From
that excellent blog Climate Etc, I have learned about a new paradigm-shifting scientific article by climate professor Murry Salby from Macquarie University. Well, strictly speaking it is a
pod cast from a talk Salby gave at a policy forum of the Sydney Institute, so we cannot see Salby's graphs and other data, but nevertheless, it is important enough to warrant a discussion. Heck, the less data the more to discuss!
The Earth’s carbon cycle is not a topic on which I have any expertise. Therefore, I instead give you carbon cycle expert
Andrew Bolt's summary of Salby's results:
Salby’s argument is that the usual evidence given for the rise in CO2 being man-made is mistaken. It’s usually taken to be the fact that as carbon dioxide concentrations in the atmosphere increase, the 1 per cent of CO2 that’s the heavier carbon isotope ratio c13 declines in proportion. Plants, which produced our coal and oil, prefer the lighter c12 isotope. Hence, it must be our gasses that caused this relative decline.
But that conclusion holds true only if there are no other sources of c12 increases which are not human caused. Salby says there are – the huge increases in carbon dioxide concentrations caused by such things as spells of warming and El Ninos, which cause concentration levels to increase independently of human emissions. He suggests that its warmth which tends to produce more CO2, rather than vice versa – which, incidentally is the story of the past recoveries from ice ages.
Wow.
Wohohow!
Yippiyayayayay!
Wobedobedoboo!
If Salby’s analysis holds up, this could revolutionize AGW science. And I see no reason why it shouldn't hold up. It is sufficiently important that we should start talking about these issues. We can certainly do that without any graphs and other data. That just makes the discussion so much more open-minded and skeptical!
In the unlikely event that Salby turns out to be wrong, I can always write a post about that. If I can find the time.
Here are a couple of points we can discuss:
- Is it temperature that is driving CO2, and not the other way around?
- Does this mean that human CO2 emissions are insignificant? That they neither influence the CO2 concentrations in the atmosphere (or elsewhere) nor the temperature?
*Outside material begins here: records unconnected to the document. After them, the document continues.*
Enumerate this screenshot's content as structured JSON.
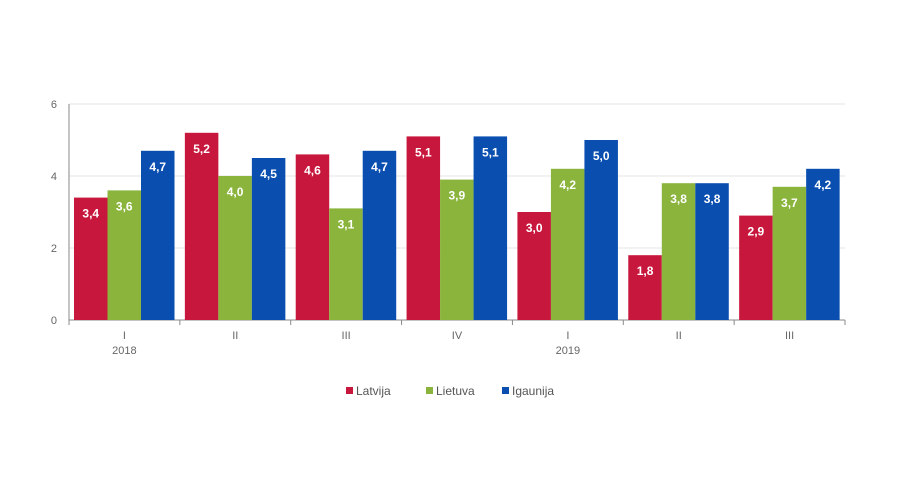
{
  "chart_data": {
    "type": "bar",
    "categories": [
      "I",
      "II",
      "III",
      "IV",
      "I",
      "II",
      "III"
    ],
    "year_labels": [
      {
        "index": 0,
        "label": "2018"
      },
      {
        "index": 4,
        "label": "2019"
      }
    ],
    "series": [
      {
        "name": "Latvija",
        "color": "#c8173c",
        "values": [
          3.4,
          5.2,
          4.6,
          5.1,
          3.0,
          1.8,
          2.9
        ],
        "labels": [
          "3,4",
          "5,2",
          "4,6",
          "5,1",
          "3,0",
          "1,8",
          "2,9"
        ]
      },
      {
        "name": "Lietuva",
        "color": "#8ab43c",
        "values": [
          3.6,
          4.0,
          3.1,
          3.9,
          4.2,
          3.8,
          3.7
        ],
        "labels": [
          "3,6",
          "4,0",
          "3,1",
          "3,9",
          "4,2",
          "3,8",
          "3,7"
        ]
      },
      {
        "name": "Igaunija",
        "color": "#0a4fb0",
        "values": [
          4.7,
          4.5,
          4.7,
          5.1,
          5.0,
          3.8,
          4.2
        ],
        "labels": [
          "4,7",
          "4,5",
          "4,7",
          "5,1",
          "5,0",
          "3,8",
          "4,2"
        ]
      }
    ],
    "yticks": [
      "0",
      "2",
      "4",
      "6"
    ],
    "ylim": [
      0,
      6
    ],
    "grid": true,
    "legend": "bottom-center"
  }
}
- Will the Team ever admit that they faked the hockey stick? Will there ever be reconciliation between skeptics and fraudsters? How long time should Michael Mann from Penn State serve in the State Pen?
- Why is Al Gore buying seaside real estate?
Here is some of my favorite data. As can be seen from this graph, CO2 and temperature are uncorrelated, and hence CO2 cannot drive temperature. This is an argument we skeptics always have made, and now we have been vindicated.
This graph on the other hand shows how well temperature and CO2 correlate. This is evidence that temperature is driving CO2.
Of course, the alarmists will try everything to wreck Salby's argument. For your benefit, this is how they can be countered. Think of the atmosphere as a bank account, and carbon dioxide as money.
The alarmist says: we know that human activities emit carbon dioxide. Yes, even more carbon dioxide than the increase in the atmosphere.
We answer: There are many people who deposit and withdraw money from the account. If the balance of the account goes up, how could be possibly tell that is was because a certain person made a deposit? Especially if we don't know how much each person deposits and withdraws? It is completely impossible. Same thing about carbon dioxide. There are many processes that add to or remove carbon dioxide from the atmosphere.
But, says the alarmist, where does the human carbon dioxide go? Does it just disappear?
We reply: Haven't you heard about taxes? Money disappearing nobody knows whereto? It is the same thing with carbon dioxide.
But, argues the alarmist: Where does the added carbon in the atmosphere come from then? It is also increasing in the oceans and the biosphere.
We reply: Economic growth. Capitalism and free markets generate more money. Same thing with carbon dioxide.
But, grovels the alarmist, if a temperature increase of less than one degree C increases CO2 from 280 to 380 ppm, then the CO2 concentration during ice ages (around 6 degrees colder than now) must have been negative. That is impossible!
We reply: there is noting strange about negative numbers. Have you ever heard about debts? The kind of thing that your reckless liberal over-spending policies are causing all the time? Same thing with carbon dioxide. During the ice ages, there was a carbon dioxide debt. That's why there were not trees growing on the ice. Trees need carbon dioxide.
That should make the alarmists shut up, one can hope. Unfortunately, they don't really understand economy, so they may not get it after all.